The objective is to find the greatest lower bound of the variable \mu. The lower bound is resulting from the positive-semidefinite (PSD) constraint $\tilde{\mathbf{T}}:=\left(
\begin{array}{ccc}
16 \mu -x(2)-4 x(10) & \frac{x(8)}{2}+2 x(11)+x(12) & 8 \mu -x(2)-2 x(10)+x(12) \
\frac{x(8)}{2}+2 x(11)+x(12) & 4 \mu -x(2)-2 x(5)-x(8)-2 x(10) & -x(2)+2 x(11)+x(12) \
8 \mu -x(2)-2 x(10)+x(12) & -x(2)+2 x(11)+x(12) & 2 (8 \mu -x(2)-2 x(10)+x(12)) \
\end{array}
\right)\succeq0,where \mathbf{x} is a 12-dimensional vector. Now, I optimize over \mathbf{x}, when subjected to PSD conditions on 4 matrices \mathbf{T}_i$ which depend linearly in the components of \mathbf{x}, and a set of given constants \mathit{c}_j. Symbolically, I write \mathbf{T}_i(c_j,\mathbf{x})\succeq0. I’m struggling with utilizing CVX. Any help would be gratefully acknowledged.
Note: if \tilde{\mathbf{T}} was a scalar of the value \tilde{\mathbf{T}}_{11}, then the lower bound could have been obtained analytically, yielding \mu_{min}=x(2)/16+x(10)/4, and the problem becomes a standard maximization problem over x(2)/16+x(10)/4.

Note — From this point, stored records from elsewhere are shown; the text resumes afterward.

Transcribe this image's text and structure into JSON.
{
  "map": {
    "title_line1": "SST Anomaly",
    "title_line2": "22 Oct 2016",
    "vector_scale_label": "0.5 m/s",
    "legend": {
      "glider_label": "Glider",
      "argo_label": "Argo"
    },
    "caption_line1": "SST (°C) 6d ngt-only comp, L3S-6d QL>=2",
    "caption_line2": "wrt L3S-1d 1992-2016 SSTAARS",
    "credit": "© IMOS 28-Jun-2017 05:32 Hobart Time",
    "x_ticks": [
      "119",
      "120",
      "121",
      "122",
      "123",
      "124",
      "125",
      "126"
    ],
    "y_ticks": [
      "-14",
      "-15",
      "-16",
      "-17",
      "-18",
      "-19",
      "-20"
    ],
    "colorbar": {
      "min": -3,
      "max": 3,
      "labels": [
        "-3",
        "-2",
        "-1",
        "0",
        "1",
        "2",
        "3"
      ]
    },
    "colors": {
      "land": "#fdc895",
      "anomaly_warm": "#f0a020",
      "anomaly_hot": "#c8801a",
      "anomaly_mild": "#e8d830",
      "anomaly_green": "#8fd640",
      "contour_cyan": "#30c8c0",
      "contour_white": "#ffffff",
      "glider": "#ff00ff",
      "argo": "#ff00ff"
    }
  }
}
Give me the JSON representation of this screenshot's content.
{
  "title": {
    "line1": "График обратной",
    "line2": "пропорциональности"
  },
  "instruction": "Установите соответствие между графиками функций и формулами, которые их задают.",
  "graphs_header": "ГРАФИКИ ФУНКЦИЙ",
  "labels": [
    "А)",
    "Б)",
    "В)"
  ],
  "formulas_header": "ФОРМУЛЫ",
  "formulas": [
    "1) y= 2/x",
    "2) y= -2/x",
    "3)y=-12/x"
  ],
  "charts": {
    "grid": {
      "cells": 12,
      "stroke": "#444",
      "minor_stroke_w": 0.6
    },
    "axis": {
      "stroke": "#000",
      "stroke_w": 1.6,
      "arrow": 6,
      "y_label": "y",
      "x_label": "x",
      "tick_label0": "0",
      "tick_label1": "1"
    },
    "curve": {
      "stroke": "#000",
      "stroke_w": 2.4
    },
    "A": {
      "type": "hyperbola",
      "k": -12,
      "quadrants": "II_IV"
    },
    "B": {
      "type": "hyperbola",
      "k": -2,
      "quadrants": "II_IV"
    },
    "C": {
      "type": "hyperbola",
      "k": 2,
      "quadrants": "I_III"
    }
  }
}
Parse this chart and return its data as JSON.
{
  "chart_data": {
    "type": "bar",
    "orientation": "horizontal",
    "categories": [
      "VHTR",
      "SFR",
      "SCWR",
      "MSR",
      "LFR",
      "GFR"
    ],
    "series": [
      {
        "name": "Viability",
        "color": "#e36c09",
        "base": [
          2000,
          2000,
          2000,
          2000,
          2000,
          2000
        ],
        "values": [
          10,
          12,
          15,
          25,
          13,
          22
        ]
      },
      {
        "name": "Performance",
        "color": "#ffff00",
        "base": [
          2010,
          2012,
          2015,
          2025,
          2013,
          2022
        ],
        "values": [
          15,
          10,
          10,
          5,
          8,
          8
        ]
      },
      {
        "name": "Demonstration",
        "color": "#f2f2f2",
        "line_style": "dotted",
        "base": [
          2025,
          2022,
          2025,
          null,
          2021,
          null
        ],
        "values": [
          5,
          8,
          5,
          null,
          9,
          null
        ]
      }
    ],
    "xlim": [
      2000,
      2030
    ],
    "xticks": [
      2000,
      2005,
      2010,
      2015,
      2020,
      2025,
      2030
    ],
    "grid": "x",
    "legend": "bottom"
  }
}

I tried to convert the internal optimization to a constraint. Thus, when the lowest eigenvalue of \tilde{\mathbf{T}} equals zero, I get the lower bound for \mu. Consequently, I tried implementing it as an additional constraint for a maximize\mu command. However, this is an ill-posed formulation, as a concave function cannot be constrained to a constant. I also thought about treating external maximization problem as a loop over given values of $\mu$for a feasibility problem of the internal minimization. That didn’t work. Which code are you referring to? the CVX, or the one that yielded \tilde{\mathbf{T}}?
If you’re not going to offer any code, as I requested, I just can’t help you. I can’t offer model building help. That’s what the documentation and example library is for. But given your description, there is a good chance that your problem is not convex, and if so I refer you to the FAQ.
I didn’t really look at your code - I just copied and pasted it into MATLAB. CVX accepted it, and both sedumi and sdpt3 reported the problem is infeasible. Do you have reason to believe that your problem should be feasible?
The code, as it stands, provides \infty as the optimal value for \mu. The reason is that the first condition for \tilde{\mathbf{T}} (in the code it is called DMT) is not satisfied as an equality, but as an inequality, and hence does not provide the greatest lower bound, just the greatest value. This is the essence of my problem. As I mentioned, the greatest lower bound will be attained when the lowest eigenvalue of \tilde{\mathbf{T}} equals zero. To impose this provides an error, as expected, as a concave function cannot be constrained to a constant: https://www.dropbox.com/s/h2yyhx67yg6nzsb/lower_bound_3field_reduced_form_v4.m?dl=0
So it sounds like the problem you want to solve is not convex, and the relaxed problem that is convex fails to give you useful results. I wish I could say this is unusual, alas, it is not.